Feiglin, for his part, told Army Radio on Tuesday that he supports the Women of the Wall’s fight to pray as they wish at the Western Wall.
Among what might be termed hard-core Temple activists, rather than more casual visitors, the most prominent of the young generation is Arnon Segal, who writes a weekly column on the Temple for the right-leaning weekly Makor Rishon. Segal’s column tracks police restrictions and Waqf actions, and has brought attention to polls like one showing 52 percent of Israelis supporting the right to pray on the Mount. He has also included interviews with secular figures like the writer A.B. Yehoshua, who shared a proposal for turning the Old City into a Vatican-like religious zone run by representatives of Islam, Christianity and Judaism, and suggested building a new Jewish temple near — but not on — the Temple Mount. (Yehoshua explained that his temple would be a cultural center with a library and museum dedicated to monotheism.)
Segal, who is 32 and was born in the West Bank settlement of Ofra, is the son of Haggai Segal, a journalist best known for his arrest as a young man as part of the Jewish underground of the 1980s. He first visited the Mount at age 19.
“I felt a cognitive dissonance,” he said. “I’m a Jew, I pray three times for the return to Zion, to the Temple. But in practice, we can do these things, but we choose not to. We choose not to relate to that part of our Judaism. We’ve erased that part of our religion.”
Segal was putting his finger on an apparent inconsistency in religious Zionism, which has always believed that Jews should bring their own redemption by coming to Israel — but stopped short of believing they should take active steps toward building a temple in Jerusalem.
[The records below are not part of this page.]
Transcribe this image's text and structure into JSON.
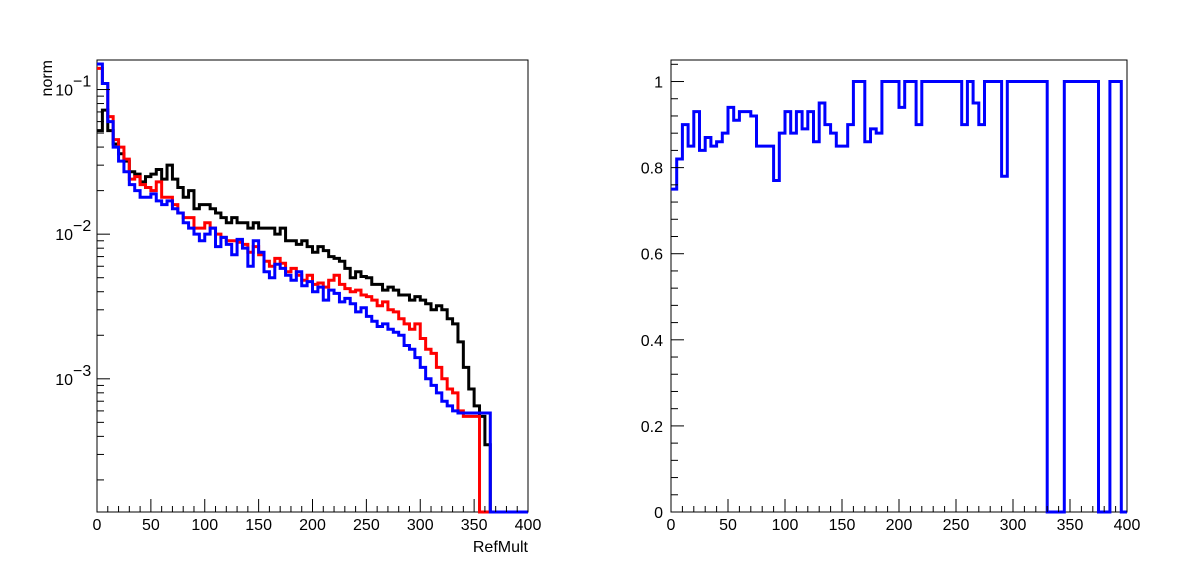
{
  "chart_data": [
    {
      "type": "step",
      "title": "",
      "xlabel": "RefMult",
      "ylabel": "norm",
      "xlim": [
        0,
        400
      ],
      "ylim": [
        0.00012,
        0.16
      ],
      "yscale": "log",
      "x_ticks": [
        0,
        50,
        100,
        150,
        200,
        250,
        300,
        350,
        400
      ],
      "y_ticks": [
        {
          "value": 0.1,
          "mantissa": "10",
          "exponent": "−1"
        },
        {
          "value": 0.01,
          "mantissa": "10",
          "exponent": "−2"
        },
        {
          "value": 0.001,
          "mantissa": "10",
          "exponent": "−3"
        }
      ],
      "bin_width": 5,
      "series": [
        {
          "color": "#000000",
          "values": [
            0.052,
            0.072,
            0.052,
            0.042,
            0.036,
            0.032,
            0.027,
            0.026,
            0.023,
            0.025,
            0.026,
            0.028,
            0.024,
            0.03,
            0.024,
            0.021,
            0.018,
            0.02,
            0.015,
            0.016,
            0.016,
            0.015,
            0.014,
            0.013,
            0.012,
            0.013,
            0.012,
            0.012,
            0.011,
            0.012,
            0.011,
            0.011,
            0.011,
            0.01,
            0.011,
            0.009,
            0.009,
            0.0085,
            0.009,
            0.0082,
            0.0075,
            0.0082,
            0.0077,
            0.007,
            0.0068,
            0.0065,
            0.0058,
            0.005,
            0.0055,
            0.0051,
            0.005,
            0.0045,
            0.0045,
            0.0041,
            0.0043,
            0.0041,
            0.0038,
            0.0038,
            0.0035,
            0.0037,
            0.0035,
            0.0033,
            0.003,
            0.0032,
            0.003,
            0.0026,
            0.0024,
            0.0018,
            0.0012,
            0.00085,
            0.00065,
            0.00055,
            0.00035,
            0.0,
            0.0,
            0.0,
            0.0,
            0.0,
            0.0,
            0.0
          ]
        },
        {
          "color": "#ff0000",
          "values": [
            0.14,
            0.11,
            0.065,
            0.045,
            0.04,
            0.033,
            0.024,
            0.025,
            0.022,
            0.021,
            0.02,
            0.023,
            0.018,
            0.018,
            0.016,
            0.014,
            0.013,
            0.013,
            0.011,
            0.011,
            0.012,
            0.011,
            0.01,
            0.0095,
            0.009,
            0.009,
            0.0088,
            0.0085,
            0.0075,
            0.0082,
            0.0072,
            0.0065,
            0.006,
            0.0068,
            0.0063,
            0.0055,
            0.0058,
            0.0052,
            0.0048,
            0.0052,
            0.0045,
            0.0046,
            0.0043,
            0.0048,
            0.0052,
            0.0045,
            0.0042,
            0.004,
            0.0041,
            0.0038,
            0.0037,
            0.0035,
            0.0032,
            0.0034,
            0.003,
            0.0029,
            0.0026,
            0.0024,
            0.0022,
            0.0024,
            0.0019,
            0.0016,
            0.0015,
            0.0012,
            0.001,
            0.00085,
            0.0008,
            0.0006,
            0.00055,
            0.00055,
            0.00055,
            0.0,
            0.0,
            0.0,
            0.0,
            0.0,
            0.0,
            0.0,
            0.0,
            0.0
          ]
        },
        {
          "color": "#0000ff",
          "values": [
            0.15,
            0.11,
            0.06,
            0.04,
            0.032,
            0.027,
            0.022,
            0.02,
            0.018,
            0.018,
            0.019,
            0.017,
            0.016,
            0.017,
            0.015,
            0.014,
            0.012,
            0.011,
            0.01,
            0.009,
            0.01,
            0.011,
            0.0082,
            0.0095,
            0.0085,
            0.0072,
            0.0092,
            0.008,
            0.006,
            0.009,
            0.0075,
            0.0055,
            0.005,
            0.0062,
            0.0058,
            0.0052,
            0.0048,
            0.0055,
            0.0044,
            0.0047,
            0.004,
            0.0043,
            0.0035,
            0.0041,
            0.0039,
            0.0034,
            0.0036,
            0.0033,
            0.0029,
            0.0031,
            0.0027,
            0.0025,
            0.0023,
            0.0024,
            0.0022,
            0.0021,
            0.002,
            0.0017,
            0.0016,
            0.0014,
            0.0012,
            0.001,
            0.0009,
            0.0008,
            0.0007,
            0.00065,
            0.0006,
            0.00058,
            0.00058,
            0.00058,
            0.00058,
            0.00058,
            0.00058,
            0.0,
            0.0,
            0.0,
            0.0,
            0.0,
            0.0,
            0.0
          ]
        }
      ]
    },
    {
      "type": "step",
      "title": "",
      "xlabel": "",
      "ylabel": "",
      "xlim": [
        0,
        400
      ],
      "ylim": [
        0,
        1.05
      ],
      "yscale": "linear",
      "x_ticks": [
        0,
        50,
        100,
        150,
        200,
        250,
        300,
        350,
        400
      ],
      "y_ticks": [
        0,
        0.2,
        0.4,
        0.6,
        0.8,
        1
      ],
      "bin_width": 5,
      "series": [
        {
          "color": "#0000ff",
          "values": [
            0.75,
            0.82,
            0.9,
            0.85,
            0.93,
            0.84,
            0.87,
            0.85,
            0.86,
            0.88,
            0.94,
            0.91,
            0.93,
            0.93,
            0.92,
            0.85,
            0.85,
            0.85,
            0.77,
            0.88,
            0.93,
            0.88,
            0.93,
            0.89,
            0.93,
            0.86,
            0.95,
            0.9,
            0.88,
            0.85,
            0.85,
            0.9,
            1.0,
            1.0,
            0.86,
            0.89,
            0.88,
            1.0,
            1.0,
            1.0,
            0.94,
            1.0,
            1.0,
            0.9,
            1.0,
            1.0,
            1.0,
            1.0,
            1.0,
            1.0,
            1.0,
            0.9,
            1.0,
            0.95,
            0.9,
            1.0,
            1.0,
            1.0,
            0.78,
            1.0,
            1.0,
            1.0,
            1.0,
            1.0,
            1.0,
            1.0,
            0.0,
            0.0,
            0.0,
            1.0,
            1.0,
            1.0,
            1.0,
            1.0,
            1.0,
            0.0,
            0.0,
            1.0,
            1.0,
            0.0
          ]
        }
      ]
    }
  ]
}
Religious Zionism, he believes, must take the next step and abandon the idea that Jews must wait for God to rebuild the Temple. “There were rabbis in Europe who said the same about returning to the Land of Israel,” he said.
Segal believes there should be a place in the enclosure not only for Jewish prayer, but also for sacrifice, and said this could be done immediately, without harming any of the existing buildings. “I want equal rights for Jews on the Temple Mount. What Muslims do, I want to do too,” he said.
Any move to change the status quo at the site would almost certainly result in bloodshed. Already sensitive to perceived threats to the Noble Sanctuary, Muslims reject any allowance for Jewish ritual within the confines of the shrine.
“The first thing that we need to clarify is that this is a mosque,” said Prof. Mustafa Abu Sway, an Islamic scholar and member of the Waqf’s governing council. “As other places are churches and synagogues, this is a private place that belongs to Muslims.” Islam sees the entire enclosure, and not just the buildings, as one house of prayer, he said.
The recent violence, he said, was the result of general tensions among Palestinians, exacerbated by what they see as threats to the integrity of the shrine.
“The general atmosphere is not at ease: the prisoners’ hunger strikes, the lack of progress on the political level, the expansion of the settlements, financial hardship, lack of freedom of movement. So in general, people are frustrated,” he said.
“Added to this are these almost daily visits, which are done in a way that antagonizes Muslims and invades the privacy of the mosque,” Abu Sway said.
Feiglin, for his part, seems to see himself as the representative of the Temple activists in Israel’s halls of power, and to relish the prospect of a religious clash.
“Everyone’s afraid,” Feiglin told the interviewer for the Temple Institute’s webcast, grinning from his new Knesset office. “Everyone’s afraid of the Temple Mount.”